Review: New Women for a New Age: Japanese Beauties @ MFA

Nick Eddinger, Staff Writer

The late 19th and early 20th centuries were critical in defining Japanese cultural identity. The depiction of women and how they reflected the country’s struggle to preserve their culture while remaining relevant in the modern world is beautifully displayed in the ongoing exhibition of  “New Women for a New Age: Japanese Beauties, 1890s-1930s” at  the Museum of Fine Arts in Boston.

Tucked away in a small gallery on the second floor in the East Asian wing, the exhibit holds a collection of woodblock prints, images, illustrations, and portraits of women in Japan during this critical era of modernization in the country.

The exhibit starts with illustrations of Japanese women during the 1890s. A triplet of illustrations produced in the early 1890s, as well as  photographs of women during this period, show the beginnings of western influence on clothing.
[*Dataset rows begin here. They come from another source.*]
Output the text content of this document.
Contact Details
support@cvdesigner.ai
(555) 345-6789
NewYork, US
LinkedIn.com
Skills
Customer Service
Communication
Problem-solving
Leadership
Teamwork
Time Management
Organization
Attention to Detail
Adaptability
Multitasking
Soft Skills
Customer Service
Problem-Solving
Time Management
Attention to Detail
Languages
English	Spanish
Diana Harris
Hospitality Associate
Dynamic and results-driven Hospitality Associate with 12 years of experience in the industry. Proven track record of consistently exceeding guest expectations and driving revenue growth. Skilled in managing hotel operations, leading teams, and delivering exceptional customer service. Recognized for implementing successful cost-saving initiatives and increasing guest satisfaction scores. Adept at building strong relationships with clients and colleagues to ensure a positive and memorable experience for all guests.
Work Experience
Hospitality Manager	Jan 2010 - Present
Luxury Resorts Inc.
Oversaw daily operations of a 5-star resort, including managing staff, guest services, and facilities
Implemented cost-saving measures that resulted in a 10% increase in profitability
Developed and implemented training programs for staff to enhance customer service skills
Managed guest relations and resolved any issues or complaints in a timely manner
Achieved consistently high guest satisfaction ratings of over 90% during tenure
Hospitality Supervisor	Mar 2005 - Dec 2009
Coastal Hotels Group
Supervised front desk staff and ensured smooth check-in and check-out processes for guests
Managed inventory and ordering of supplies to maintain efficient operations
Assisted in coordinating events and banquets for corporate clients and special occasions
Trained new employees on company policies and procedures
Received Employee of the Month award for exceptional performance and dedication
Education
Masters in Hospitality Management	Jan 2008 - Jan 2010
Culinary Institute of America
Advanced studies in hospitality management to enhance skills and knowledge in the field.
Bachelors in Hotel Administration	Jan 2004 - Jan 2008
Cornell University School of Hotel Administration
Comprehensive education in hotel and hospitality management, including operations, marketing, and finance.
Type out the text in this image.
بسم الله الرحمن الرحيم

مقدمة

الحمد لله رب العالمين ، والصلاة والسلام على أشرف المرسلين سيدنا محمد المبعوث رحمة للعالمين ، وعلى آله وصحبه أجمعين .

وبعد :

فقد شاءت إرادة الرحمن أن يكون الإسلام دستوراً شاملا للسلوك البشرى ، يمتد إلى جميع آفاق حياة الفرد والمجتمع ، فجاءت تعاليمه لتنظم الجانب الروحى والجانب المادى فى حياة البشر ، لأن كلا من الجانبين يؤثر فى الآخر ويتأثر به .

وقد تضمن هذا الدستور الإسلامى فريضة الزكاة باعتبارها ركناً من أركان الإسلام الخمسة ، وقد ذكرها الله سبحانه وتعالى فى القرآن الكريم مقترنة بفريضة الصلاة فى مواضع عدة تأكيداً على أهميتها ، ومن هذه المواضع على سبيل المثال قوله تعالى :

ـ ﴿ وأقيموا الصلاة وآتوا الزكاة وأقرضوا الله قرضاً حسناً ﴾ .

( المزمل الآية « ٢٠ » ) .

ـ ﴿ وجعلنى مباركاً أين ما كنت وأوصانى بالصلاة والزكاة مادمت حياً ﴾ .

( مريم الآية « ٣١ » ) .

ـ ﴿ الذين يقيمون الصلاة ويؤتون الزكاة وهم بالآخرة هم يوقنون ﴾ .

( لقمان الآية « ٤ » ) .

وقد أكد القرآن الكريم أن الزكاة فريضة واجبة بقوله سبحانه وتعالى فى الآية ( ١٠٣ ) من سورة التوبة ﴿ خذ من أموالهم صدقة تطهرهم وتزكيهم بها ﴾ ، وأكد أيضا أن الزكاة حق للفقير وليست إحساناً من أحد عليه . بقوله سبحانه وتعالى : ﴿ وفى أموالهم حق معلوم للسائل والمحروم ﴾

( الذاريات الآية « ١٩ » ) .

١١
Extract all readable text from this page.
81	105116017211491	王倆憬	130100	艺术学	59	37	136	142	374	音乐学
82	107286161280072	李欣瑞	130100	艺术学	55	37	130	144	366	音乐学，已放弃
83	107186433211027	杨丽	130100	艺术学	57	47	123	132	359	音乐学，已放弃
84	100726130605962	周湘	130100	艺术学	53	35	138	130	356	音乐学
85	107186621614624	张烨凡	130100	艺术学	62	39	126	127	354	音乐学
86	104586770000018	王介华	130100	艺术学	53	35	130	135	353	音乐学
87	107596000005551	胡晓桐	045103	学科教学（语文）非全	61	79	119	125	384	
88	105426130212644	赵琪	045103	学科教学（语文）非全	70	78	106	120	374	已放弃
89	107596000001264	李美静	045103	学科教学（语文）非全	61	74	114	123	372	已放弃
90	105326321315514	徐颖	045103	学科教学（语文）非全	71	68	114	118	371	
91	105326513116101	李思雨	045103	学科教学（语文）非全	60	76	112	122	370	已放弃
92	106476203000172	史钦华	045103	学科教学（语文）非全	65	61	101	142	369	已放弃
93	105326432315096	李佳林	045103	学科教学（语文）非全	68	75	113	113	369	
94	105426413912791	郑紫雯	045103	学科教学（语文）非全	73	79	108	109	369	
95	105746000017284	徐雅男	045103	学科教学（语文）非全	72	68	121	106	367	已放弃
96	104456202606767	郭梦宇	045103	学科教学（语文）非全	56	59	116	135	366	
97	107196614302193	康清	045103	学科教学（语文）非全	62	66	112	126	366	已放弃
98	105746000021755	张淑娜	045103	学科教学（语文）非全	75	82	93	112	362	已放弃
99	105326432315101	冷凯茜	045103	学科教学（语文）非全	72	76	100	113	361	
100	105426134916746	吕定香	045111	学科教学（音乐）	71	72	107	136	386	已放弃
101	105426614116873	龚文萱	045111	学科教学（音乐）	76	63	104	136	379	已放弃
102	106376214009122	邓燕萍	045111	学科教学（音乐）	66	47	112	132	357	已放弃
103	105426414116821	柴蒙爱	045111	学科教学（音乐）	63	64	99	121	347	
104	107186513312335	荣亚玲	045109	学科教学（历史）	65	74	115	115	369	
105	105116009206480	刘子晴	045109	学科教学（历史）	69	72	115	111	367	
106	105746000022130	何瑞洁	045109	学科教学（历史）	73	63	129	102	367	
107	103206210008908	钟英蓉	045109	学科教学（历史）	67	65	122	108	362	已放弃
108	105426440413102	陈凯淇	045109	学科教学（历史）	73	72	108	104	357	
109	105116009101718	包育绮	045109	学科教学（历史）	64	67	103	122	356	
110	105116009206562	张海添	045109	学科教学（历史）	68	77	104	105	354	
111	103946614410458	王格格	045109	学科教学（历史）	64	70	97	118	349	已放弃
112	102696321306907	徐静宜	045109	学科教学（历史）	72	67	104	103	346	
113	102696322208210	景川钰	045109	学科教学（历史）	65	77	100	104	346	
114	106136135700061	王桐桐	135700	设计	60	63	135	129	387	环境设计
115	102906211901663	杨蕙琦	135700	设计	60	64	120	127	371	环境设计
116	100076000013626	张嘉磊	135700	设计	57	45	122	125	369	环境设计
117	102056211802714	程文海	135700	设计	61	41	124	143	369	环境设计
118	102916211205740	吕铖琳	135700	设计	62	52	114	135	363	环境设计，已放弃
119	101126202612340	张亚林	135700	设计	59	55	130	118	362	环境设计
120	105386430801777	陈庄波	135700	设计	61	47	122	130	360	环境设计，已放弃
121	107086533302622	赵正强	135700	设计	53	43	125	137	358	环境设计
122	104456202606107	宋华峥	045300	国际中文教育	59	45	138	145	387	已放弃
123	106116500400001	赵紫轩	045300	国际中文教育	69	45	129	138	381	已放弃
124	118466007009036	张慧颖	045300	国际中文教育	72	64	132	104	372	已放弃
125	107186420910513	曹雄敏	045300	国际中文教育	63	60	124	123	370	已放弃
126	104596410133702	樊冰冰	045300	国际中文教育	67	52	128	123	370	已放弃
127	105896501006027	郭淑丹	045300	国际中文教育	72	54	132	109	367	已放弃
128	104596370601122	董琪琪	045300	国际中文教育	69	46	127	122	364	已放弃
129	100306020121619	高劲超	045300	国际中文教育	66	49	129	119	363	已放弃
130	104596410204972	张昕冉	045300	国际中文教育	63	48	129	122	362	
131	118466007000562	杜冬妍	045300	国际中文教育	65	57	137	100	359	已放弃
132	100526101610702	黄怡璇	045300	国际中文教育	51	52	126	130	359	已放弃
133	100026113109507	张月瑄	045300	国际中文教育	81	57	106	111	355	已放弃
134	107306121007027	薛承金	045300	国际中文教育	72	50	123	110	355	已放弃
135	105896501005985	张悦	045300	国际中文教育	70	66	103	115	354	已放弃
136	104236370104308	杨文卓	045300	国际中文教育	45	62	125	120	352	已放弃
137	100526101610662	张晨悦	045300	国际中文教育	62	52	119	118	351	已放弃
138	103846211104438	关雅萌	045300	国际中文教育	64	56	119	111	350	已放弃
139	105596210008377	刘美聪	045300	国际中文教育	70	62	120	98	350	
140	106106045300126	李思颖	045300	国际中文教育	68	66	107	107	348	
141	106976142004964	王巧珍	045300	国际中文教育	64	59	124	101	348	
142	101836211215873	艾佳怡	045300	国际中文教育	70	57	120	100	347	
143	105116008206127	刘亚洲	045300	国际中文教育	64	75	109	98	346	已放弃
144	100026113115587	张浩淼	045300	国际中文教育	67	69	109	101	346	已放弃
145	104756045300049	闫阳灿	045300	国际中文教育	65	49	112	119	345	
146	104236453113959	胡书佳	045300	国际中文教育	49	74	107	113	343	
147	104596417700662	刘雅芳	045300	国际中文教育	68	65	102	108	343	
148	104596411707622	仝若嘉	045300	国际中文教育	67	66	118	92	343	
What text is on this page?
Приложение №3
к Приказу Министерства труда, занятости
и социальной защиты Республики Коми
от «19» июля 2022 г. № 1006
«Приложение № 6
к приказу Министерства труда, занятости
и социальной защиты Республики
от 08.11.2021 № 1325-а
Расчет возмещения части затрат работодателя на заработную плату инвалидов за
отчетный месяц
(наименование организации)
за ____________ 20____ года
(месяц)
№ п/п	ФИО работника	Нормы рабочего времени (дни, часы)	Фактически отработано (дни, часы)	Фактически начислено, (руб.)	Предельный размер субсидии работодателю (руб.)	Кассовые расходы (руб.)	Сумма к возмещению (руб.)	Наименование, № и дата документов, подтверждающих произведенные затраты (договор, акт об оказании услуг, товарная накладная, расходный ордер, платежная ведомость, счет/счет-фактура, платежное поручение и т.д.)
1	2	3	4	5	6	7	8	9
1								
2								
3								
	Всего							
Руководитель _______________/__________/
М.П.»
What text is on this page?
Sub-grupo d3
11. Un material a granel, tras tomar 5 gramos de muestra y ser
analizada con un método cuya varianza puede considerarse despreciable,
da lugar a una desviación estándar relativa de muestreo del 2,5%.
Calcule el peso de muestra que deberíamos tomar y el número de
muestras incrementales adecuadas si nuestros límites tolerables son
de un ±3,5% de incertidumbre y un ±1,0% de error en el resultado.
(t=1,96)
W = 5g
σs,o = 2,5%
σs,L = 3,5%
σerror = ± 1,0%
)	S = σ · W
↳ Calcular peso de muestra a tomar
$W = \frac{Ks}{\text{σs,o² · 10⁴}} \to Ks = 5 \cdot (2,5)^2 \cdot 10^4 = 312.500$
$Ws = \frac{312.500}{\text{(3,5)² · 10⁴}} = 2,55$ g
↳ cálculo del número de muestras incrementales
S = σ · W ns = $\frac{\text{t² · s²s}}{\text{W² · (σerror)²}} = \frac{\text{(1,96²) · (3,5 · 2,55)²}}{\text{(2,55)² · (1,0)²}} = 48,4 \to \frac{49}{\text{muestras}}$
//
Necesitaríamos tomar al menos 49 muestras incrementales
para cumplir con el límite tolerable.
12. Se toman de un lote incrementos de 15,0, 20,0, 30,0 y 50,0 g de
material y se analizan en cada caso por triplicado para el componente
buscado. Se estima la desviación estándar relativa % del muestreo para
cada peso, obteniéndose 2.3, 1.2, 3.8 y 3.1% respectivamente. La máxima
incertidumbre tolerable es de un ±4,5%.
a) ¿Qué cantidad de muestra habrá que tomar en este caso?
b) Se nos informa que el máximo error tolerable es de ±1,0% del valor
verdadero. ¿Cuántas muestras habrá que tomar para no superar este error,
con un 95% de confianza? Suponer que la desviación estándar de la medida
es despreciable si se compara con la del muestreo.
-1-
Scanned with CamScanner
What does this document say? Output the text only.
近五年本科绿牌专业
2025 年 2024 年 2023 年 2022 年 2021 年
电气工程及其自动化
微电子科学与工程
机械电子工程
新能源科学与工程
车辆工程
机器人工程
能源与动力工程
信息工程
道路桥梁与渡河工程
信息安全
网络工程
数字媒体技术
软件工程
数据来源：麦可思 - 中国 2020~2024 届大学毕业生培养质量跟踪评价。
Many of these modern styles are quite noticeable when comparing them to the more traditional art, with figures sporting European style dresses and suits instead of kimonos.   

NICK EDDINGER / SAGAMORE STAFF
NICK EDDINGER / SAGAMORE STAFF

 

The center console of the exhibit holds images of Kuchi-e, (Opening pictures). These are woodblock style prints used on the covers of many Japanese romance novels and usually depict the heroine of the story. These prints display western lifestyle influences as well as more of the previously mentioned nuances in fashion.

NICK EDDINGER / SAGAMORE STAFF
NICK EDDINGER / SAGAMORE STAFF

Moving to the last two walls of the gallery, a collection of Shin Hanga woodblock prints are arranged in a row and show the chronological influence of western culture on the standards of Japanese beauty.

NICK EDDINGER / SAGAMORE STAFF
NICK EDDINGER / SAGAMORE STAFF
NICK EDDINGER / SAGAMORE STAFF
NICK EDDINGER / SAGAMORE STAFF

With the last two rows of prints rounding out the exhibit, one can see the very essence of what the exhibit wishes to provoke: cultural diffusion during this period of rapid change in Japan, and how those changes affected the way their culture saw beauty. These artists allowed for people to see the metamorphosis of women through this age of change as well as the hand of modernization at work in a country that had been previously isolated for so long.
New Women for a New Age: Japanese Beauties, 1890s-1930s is on display at the Museum of Fine Arts in Boston until Aug. 20, 2017.